Koen Augustijnen, est un chorégraphe, mais il est plus que cela. C'est un faiseur d'émotions. Il sait tout utiliser pour nous faire vibrer. Il s'entoure d'artistes, danseurs, musiciens, chanteurs lyrique, il les fédère. J'imagine sans peine que ce doit être un pur bonheur de travailler avec lui, il y a tant de générosité sur scène, ça ne s'obtient pas autrement que par le réel plaisir, le réel désir, le défi collectif qu'ils relèvent. Moi, c'est le genre de spectacle qui me rendrait groupie, j'avais une telle envie d'attendre les artistes juste pour leur dire : " Merci". Si un jour vous voyez ce nom "Keon Augustijnen" sur une affiche, n'essayez pas de le prononcer, mais ne réfléchissez pas, prenez vos billets et allez voir. Il fait partie des incontournables.

lundi 1 décembre 2008

La seconde surprise de l'amour

Nous sommes allées, samedi soir, avec Akynou, au théâtre voir "la seconde surprise de l'amour" de Marivaux, mis en scène par Luc Bondy. Le théâtre des bouffes du nord est une merveille, bien qu'on y soit mal installé quand on a des jambes comme les nôtres, il a une certaine magie, de celle qu'on attend dans ce genre de lieu.

Un moment de pur bonheur pour un jeu d'acteurs ... Comment dire ... Incroyable ! Tout à la fois sincère et caricaturale, subtile et grossier, jamais lourd. Le génie de Marivaux servie dans son intégralité, mieux que servie, révélé. Une intelligence du texte qui nous élève tout en nous amusant. Une leçon de théâtre pour moi, qui me suis si souvent ennuyé devant les œuvres de cet auteur. C'est que presque personne (en dehors d'une Isabelle Hupert, attrapé au vol lors d'une diffusion sur le petit écran) jusque là, ne m'avait permis d'accéder totalement à la vérité des personnages, humains jusqu'au bout du plus loin du bout de l'humanité. Tellement, que leur passion, leur orgueil, leur défi, leur peur, leur désespoir, nous laisse épuisé comme après une journée de trop grande émotions.
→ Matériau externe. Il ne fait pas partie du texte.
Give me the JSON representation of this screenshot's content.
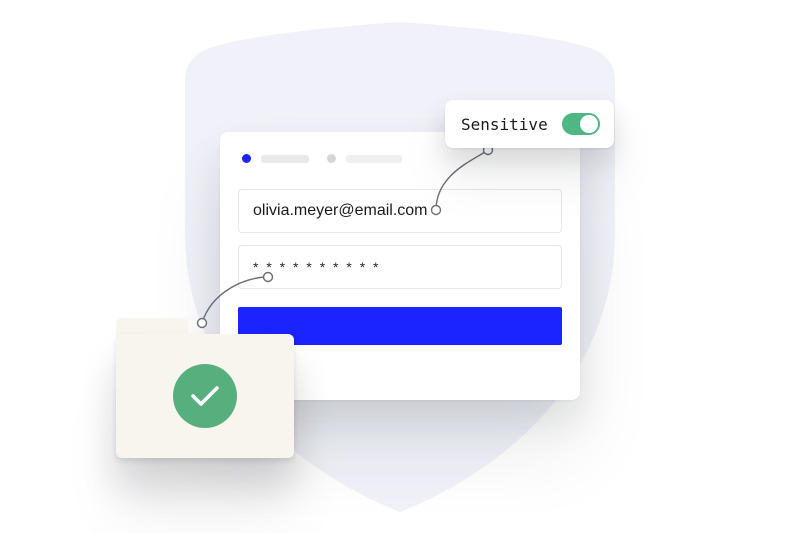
{
  "badge": {
    "label": "Sensitive",
    "toggle_on": true
  },
  "form": {
    "email": "olivia.meyer@email.com",
    "password_mask": "* * * * * * * * * *"
  },
  "colors": {
    "accent_blue": "#1a24ff",
    "toggle_green": "#4eb784",
    "check_green": "#56af7c",
    "shield_bg": "#f1f2f9",
    "folder_bg": "#f8f5ee"
  },
  "icons": {
    "shield": "shield-icon",
    "check": "check-circle-icon",
    "folder": "secure-folder-icon",
    "toggle": "toggle-on-icon"
  }
}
De celle ou l'on a un coup de foudre qui nous ravage, ou de celle où l'on perd pour toujours un être aimé, ou de celle où l'on vit les deux à la fois, et tout cela en deux heures.

Je ne parle pas de la mise en scène, elle est comme je les aime, invisible parce qu'évidente. D'ailleurs tout est au service des acteurs, la mise en scène, le décor, les lumières. Tout est là pour eux et donc pour nous.